Personally, I think "identity politics" is a phrase which demonstrates how too much of the American media is white, heterosexual, and male oriented. If there is no diversity in the faces we see telling us the news, naturally the important issues affecting those who don't fit in the above categories are shuffled off into some box of "odds and ends," as if they are trifles instead of pertinent problems.
That's my take on it, but Boris Dittrich in The Advocate has an equally wonderful look on the difficulty of us so-called minorities (African-American, lgbtq, etc.) have in getting our concerns looked at seriously instead of sidebars. There is an excerpt from his piece, Identity Politics Forever:
LGBT activists advocate for equal rights and nondiscrimination. They do not claim special or extra rights. They aspire to a society where LGBT people are not bullied at work or in school and have the same relationship rights as others do. Equality and nondiscrimination are values that concern everyone in society. They require a robust defense.
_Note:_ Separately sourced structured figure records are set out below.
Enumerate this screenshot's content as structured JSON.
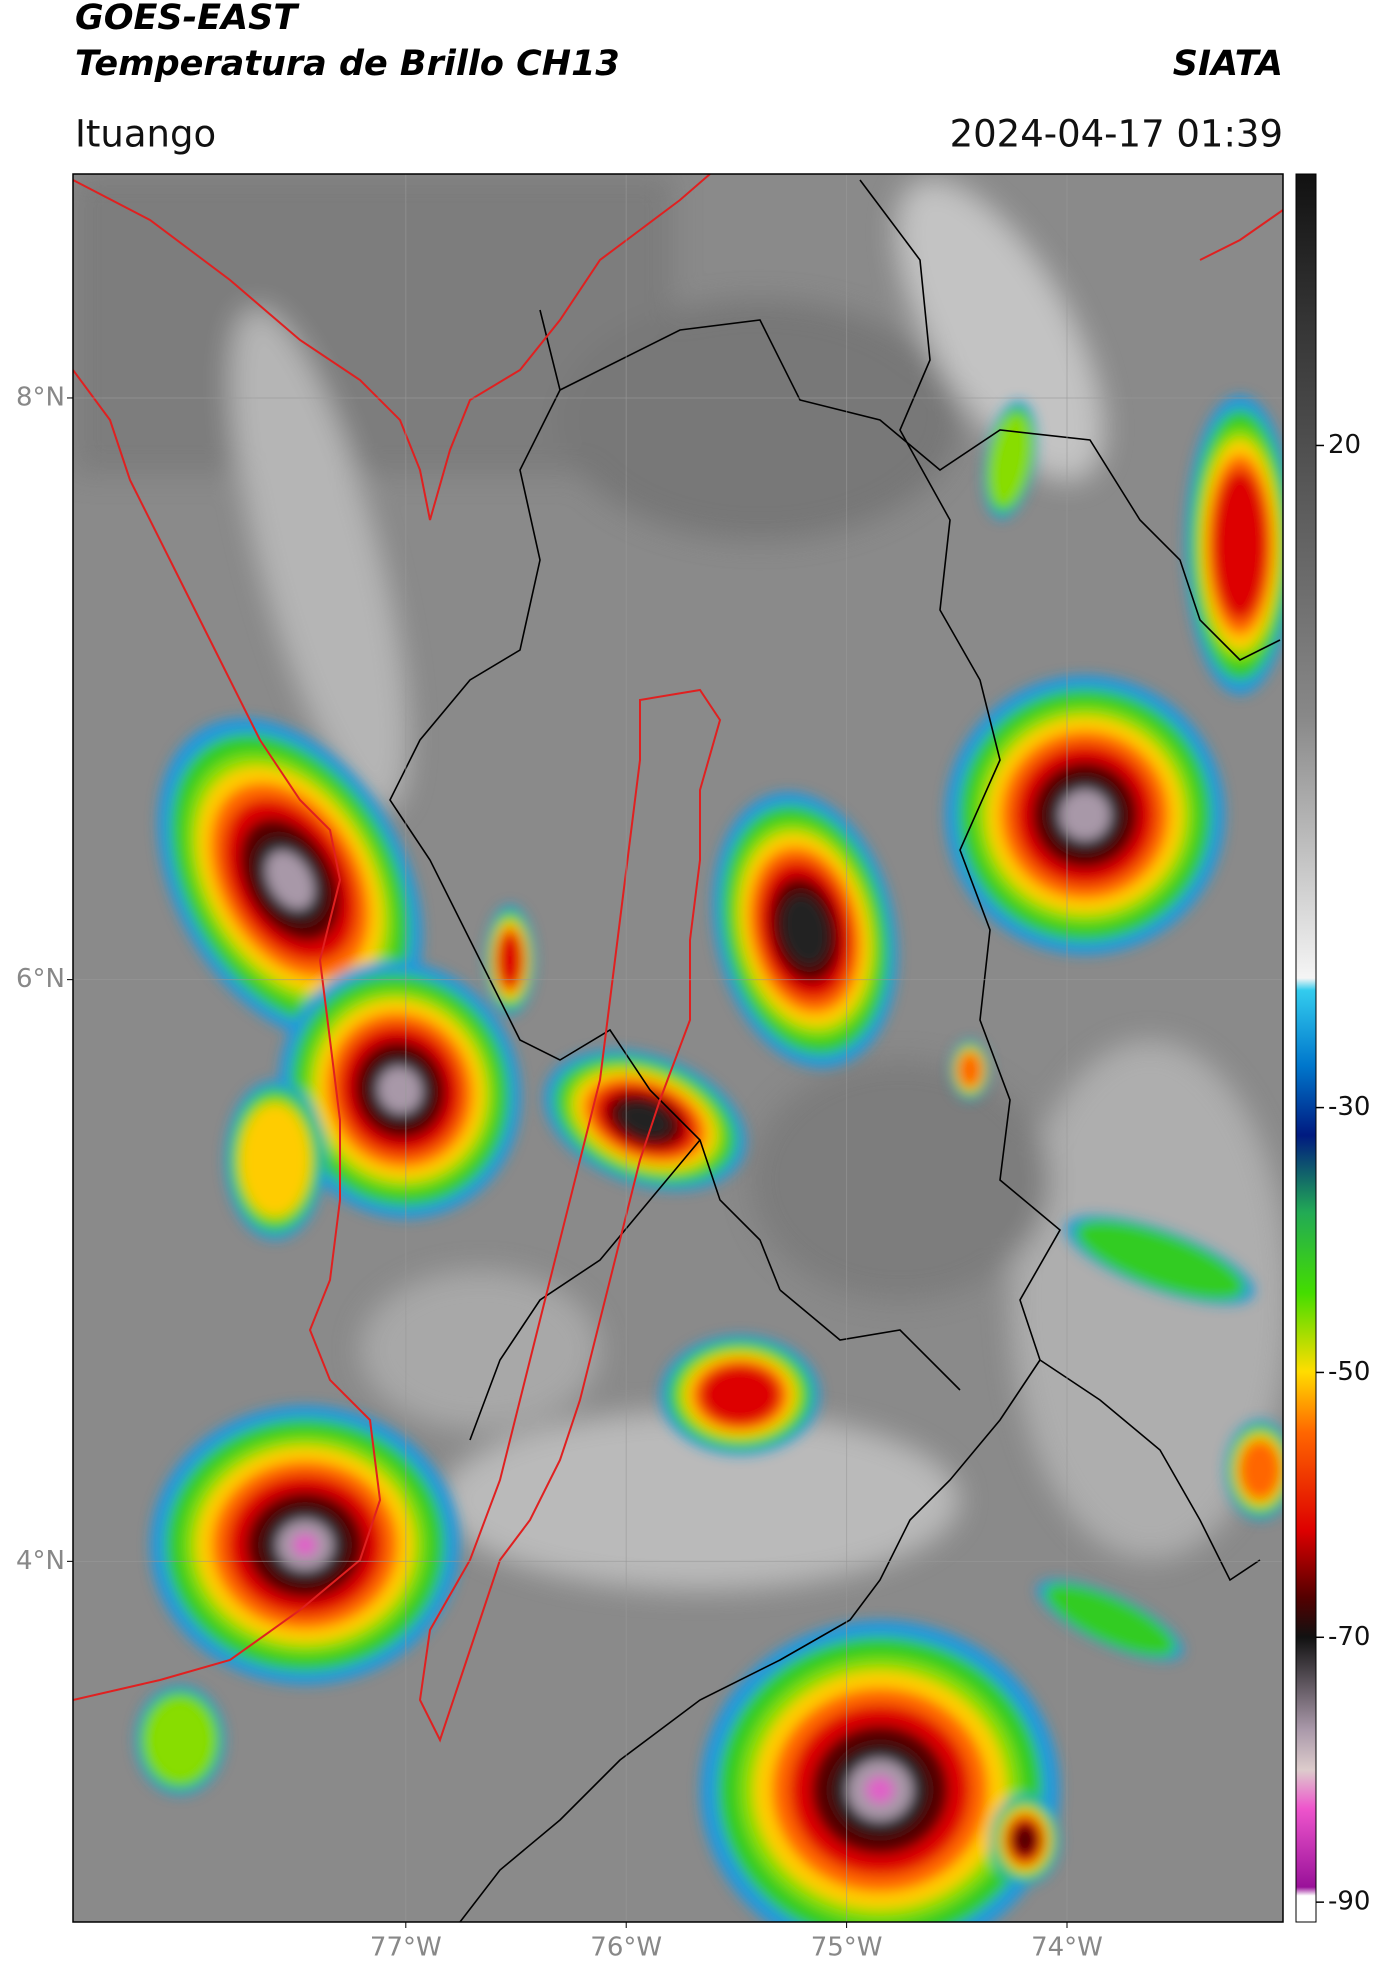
{
  "header": {
    "title": "GOES-EAST",
    "subtitle": "Temperatura de Brillo CH13",
    "source": "SIATA",
    "location": "Ituango",
    "datetime": "2024-04-17 01:39"
  },
  "map": {
    "xlim": [
      -78.51,
      -73.02
    ],
    "ylim": [
      2.76,
      8.77
    ],
    "xticks": [
      {
        "value": -77,
        "label": "77°W"
      },
      {
        "value": -76,
        "label": "76°W"
      },
      {
        "value": -75,
        "label": "75°W"
      },
      {
        "value": -74,
        "label": "74°W"
      }
    ],
    "yticks": [
      {
        "value": 8,
        "label": "8°N"
      },
      {
        "value": 6,
        "label": "6°N"
      },
      {
        "value": 4,
        "label": "4°N"
      }
    ]
  },
  "colorbar": {
    "lim": [
      -91.5,
      40.5
    ],
    "ticks": [
      20,
      -30,
      -50,
      -70,
      -90
    ]
  }
}
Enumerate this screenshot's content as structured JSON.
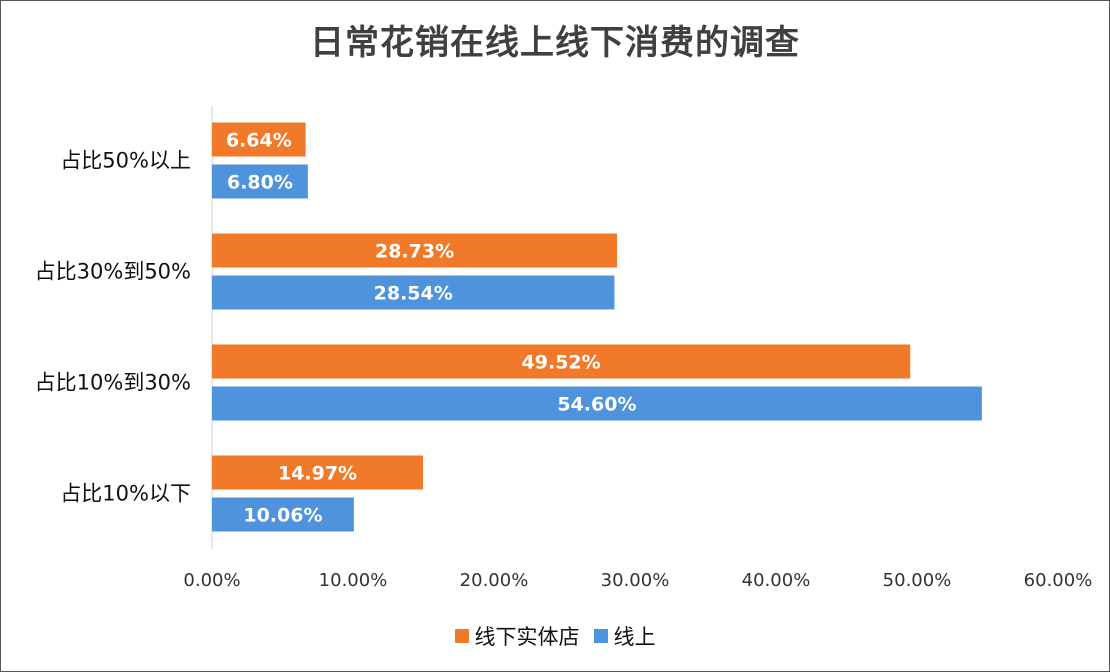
{
  "chart_data": {
    "type": "bar",
    "orientation": "horizontal",
    "title": "日常花销在线上线下消费的调查",
    "categories": [
      "占比50%以上",
      "占比30%到50%",
      "占比10%到30%",
      "占比10%以下"
    ],
    "series": [
      {
        "name": "线下实体店",
        "color": "#F07A2A",
        "values": [
          6.64,
          28.73,
          49.52,
          14.97
        ],
        "labels": [
          "6.64%",
          "28.73%",
          "49.52%",
          "14.97%"
        ]
      },
      {
        "name": "线上",
        "color": "#4E93DB",
        "values": [
          6.8,
          28.54,
          54.6,
          10.06
        ],
        "labels": [
          "6.80%",
          "28.54%",
          "54.60%",
          "10.06%"
        ]
      }
    ],
    "xlim": [
      0,
      60
    ],
    "xticks": [
      "0.00%",
      "10.00%",
      "20.00%",
      "30.00%",
      "40.00%",
      "50.00%",
      "60.00%"
    ],
    "xlabel": "",
    "ylabel": "",
    "grid": false,
    "legend": "bottom"
  }
}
Because the values of human rights depend foremost on the ability to empathize with others — to recognize the importance of treating others the way we would want to be treated — they are especially vulnerable when the argument of the majority versus minorities is invoked.
Politics that stops talking about minority rights on the theory that upholding them is “divisive” or makes it harder to win over majority voting blocs, will only lead to a more fragmented society, not bring people together. Instead political leaders should make clear that rights are not a zero-sum game — protecting my rights does not undermine yours. On the contrary, it creates a framework we can all rely on if our rights come under threat.